A silent gap of three seconds was included in the script for each of the 868 men shown in the gallery in the same period.
The recognition of individuals and the breaking of silence meant that The Unforgetting was not unlike Es Devlin’s Congregation (2024) in its conception. Just as Devlin’s large-scale choral installation showed portraits of 50 otherwise-faceless Londoners previously displaced from their homes, Davey’s work represented and named those forgotten women artists.

A place in history for women artists
The point was to look at who had been overlooked, to “re-see” and “re-hear about” the women who should be part of that history. Davey says the idea was to change the narrative and enable a different history to be heard.
The chorus of women Davey animated at the gallery was bold, tender and affective.
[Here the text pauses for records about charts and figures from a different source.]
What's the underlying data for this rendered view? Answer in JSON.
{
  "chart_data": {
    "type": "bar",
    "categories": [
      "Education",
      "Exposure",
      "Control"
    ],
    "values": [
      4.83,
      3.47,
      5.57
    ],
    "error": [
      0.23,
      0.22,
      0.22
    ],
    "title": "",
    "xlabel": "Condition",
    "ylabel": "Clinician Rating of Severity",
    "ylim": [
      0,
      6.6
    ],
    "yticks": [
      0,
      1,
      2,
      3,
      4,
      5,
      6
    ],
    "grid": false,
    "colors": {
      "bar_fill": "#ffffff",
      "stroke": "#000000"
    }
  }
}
And as the artist was clear at the time, it was an incomplete work, open to discovering and adding other women yet to be found.
What Fruitmarket takes from this process remains to be seen. A great deal has been done over the past 50 years to reclaim women artists and their work and, more recently, that of other marginalised groups. None of this is easy and much remains to be addressed.
As Davey explains: “These are difficult conversations to have, but I think it’s about being open and receptive to those conversations and being thoughtful about what we can learn. What are we observing? How can we use that information to make better decisions?”
Davey’s project is perhaps a prompt, a clarion call even, for galleries to be vigilant, to be self-reflexive and to recognise such things as an ongoing process with the potential to transform archive, event and exhibition programmes for the future.